Sous sa version la plus simple, la règle d’Hartwick stipule que la consommation peut être constante le long d’une trajectoire d’équilibre de l’économie si et seulement si la valeur de l’investissement total (évaluée aux prix d’équilibre) est nulle à chaque instant. Pour illustrer ce résultat simplement, supposons que l’économie ne possède que deux types de capitaux : un capital physique et un stock de ressource épuisable. Comme le stock de ressource ne peut que diminuer si on l’utilise, on est devant un investissement négatif, la valeur du stock diminuant de la valeur du montant prélevé, qui est la rente hotellinienne. Pour que la consommation reste constante, il faut, selon la règle d’Hartwick, que le stock de capital physique s’accroisse d’une valeur égale à cette rente. D’où la formulation normative de la règle d’Hartwick : investir à chaque instant la rente tirée de l’exploitation des ressources naturelles dans le capital physique.

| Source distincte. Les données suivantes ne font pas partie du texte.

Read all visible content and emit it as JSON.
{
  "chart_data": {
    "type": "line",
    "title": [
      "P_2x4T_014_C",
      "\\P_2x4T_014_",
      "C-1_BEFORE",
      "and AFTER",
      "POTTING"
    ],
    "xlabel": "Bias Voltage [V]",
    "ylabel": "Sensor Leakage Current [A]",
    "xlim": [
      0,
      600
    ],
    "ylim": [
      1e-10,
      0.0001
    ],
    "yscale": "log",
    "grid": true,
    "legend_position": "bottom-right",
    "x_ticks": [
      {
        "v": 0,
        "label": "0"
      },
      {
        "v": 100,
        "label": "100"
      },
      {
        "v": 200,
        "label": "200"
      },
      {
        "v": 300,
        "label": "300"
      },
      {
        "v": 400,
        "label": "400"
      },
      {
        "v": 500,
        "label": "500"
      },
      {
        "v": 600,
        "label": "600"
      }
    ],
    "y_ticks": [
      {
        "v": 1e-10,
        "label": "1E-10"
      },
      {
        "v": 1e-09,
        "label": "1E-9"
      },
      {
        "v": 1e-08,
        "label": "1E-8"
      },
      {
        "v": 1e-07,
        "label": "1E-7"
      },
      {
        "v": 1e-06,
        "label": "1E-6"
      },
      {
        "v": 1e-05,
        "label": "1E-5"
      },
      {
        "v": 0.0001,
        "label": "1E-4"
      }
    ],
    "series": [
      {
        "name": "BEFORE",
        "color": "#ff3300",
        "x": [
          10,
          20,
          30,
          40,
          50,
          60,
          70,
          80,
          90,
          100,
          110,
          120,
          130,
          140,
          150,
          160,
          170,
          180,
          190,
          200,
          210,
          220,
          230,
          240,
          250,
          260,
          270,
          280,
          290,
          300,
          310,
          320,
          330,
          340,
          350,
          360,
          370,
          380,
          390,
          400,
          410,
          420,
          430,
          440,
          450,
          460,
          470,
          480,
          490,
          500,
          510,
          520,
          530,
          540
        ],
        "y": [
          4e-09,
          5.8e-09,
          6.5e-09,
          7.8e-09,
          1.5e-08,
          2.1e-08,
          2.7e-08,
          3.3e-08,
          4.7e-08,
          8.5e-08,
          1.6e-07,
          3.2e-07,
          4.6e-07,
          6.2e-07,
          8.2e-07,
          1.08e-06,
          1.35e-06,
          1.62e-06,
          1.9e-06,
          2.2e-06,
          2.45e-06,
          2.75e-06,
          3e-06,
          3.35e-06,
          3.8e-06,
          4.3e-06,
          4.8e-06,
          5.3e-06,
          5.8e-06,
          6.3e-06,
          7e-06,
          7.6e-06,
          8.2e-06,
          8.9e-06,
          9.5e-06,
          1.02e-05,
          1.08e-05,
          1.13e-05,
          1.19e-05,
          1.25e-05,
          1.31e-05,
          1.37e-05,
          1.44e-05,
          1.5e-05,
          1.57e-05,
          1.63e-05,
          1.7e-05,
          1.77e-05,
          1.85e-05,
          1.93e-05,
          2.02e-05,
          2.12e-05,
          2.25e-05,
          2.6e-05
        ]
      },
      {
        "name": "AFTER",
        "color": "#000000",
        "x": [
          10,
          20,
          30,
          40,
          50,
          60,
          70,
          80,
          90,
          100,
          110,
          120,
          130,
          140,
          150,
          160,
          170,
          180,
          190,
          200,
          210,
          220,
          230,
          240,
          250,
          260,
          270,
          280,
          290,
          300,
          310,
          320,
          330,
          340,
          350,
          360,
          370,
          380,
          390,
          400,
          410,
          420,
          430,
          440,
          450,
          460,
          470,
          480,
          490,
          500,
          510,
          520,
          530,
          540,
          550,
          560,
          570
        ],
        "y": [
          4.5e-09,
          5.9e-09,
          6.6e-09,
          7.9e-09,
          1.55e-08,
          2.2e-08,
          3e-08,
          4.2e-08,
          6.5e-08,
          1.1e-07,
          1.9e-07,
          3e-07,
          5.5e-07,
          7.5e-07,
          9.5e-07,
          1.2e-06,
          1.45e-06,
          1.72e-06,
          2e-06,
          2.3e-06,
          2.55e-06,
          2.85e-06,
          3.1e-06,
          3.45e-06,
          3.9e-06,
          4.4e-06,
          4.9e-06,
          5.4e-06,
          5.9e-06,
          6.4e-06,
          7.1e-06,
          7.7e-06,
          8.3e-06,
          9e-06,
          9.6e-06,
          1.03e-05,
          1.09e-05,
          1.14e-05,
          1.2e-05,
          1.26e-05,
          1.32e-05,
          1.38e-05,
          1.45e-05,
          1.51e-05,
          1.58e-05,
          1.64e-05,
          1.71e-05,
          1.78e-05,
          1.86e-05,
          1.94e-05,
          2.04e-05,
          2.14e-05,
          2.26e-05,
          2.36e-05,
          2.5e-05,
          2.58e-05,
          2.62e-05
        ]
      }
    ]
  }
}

Il est clair que cette règle n’est applicable que s’il y a une substituabilité parfaite entre les différents types de capitaux. Il faut en outre supposer que les comportements d’offre et de demande permettront la substitution. En effet, à proximité de l’épuisement, la rente de rareté associée à la ressource sera très élevée et, inversement, le prix du capital physique sera faible puisque la presque totalité de la ressource aura été « transformée » dans ce type de capital. Il n’est donc pas certain que ces prix permettent d’appliquer la règle, le montant nécessaire d’investissement en capital physique pouvant être trop élevé. Enfin, il faut noter que l’application de la règle suppose que l’on connaisse la valeur de l’investissement à chaque instant, une condition bien difficile à vérifier pratiquement et qui fait retomber dans les apories de la prévision.
Source : Gilles Rotillon, Économie des ressources naturelles. Paris, La Découverte, « Repères », 2019
Questions :
12) Outre le capital physique et le capital naturel, quelles autres formes de capitaux peuvent être identifiées dans les modèles de soutenabilité ?
13) Pourquoi l’hypothèse de substituabilité parfaite entre les formes de capitaux est-elle indispensable dans le modèle de soutenabilité faible ?
14) Quel problème est pointé par l’auteur lorsque le capital naturel est proche de l’épuisement ?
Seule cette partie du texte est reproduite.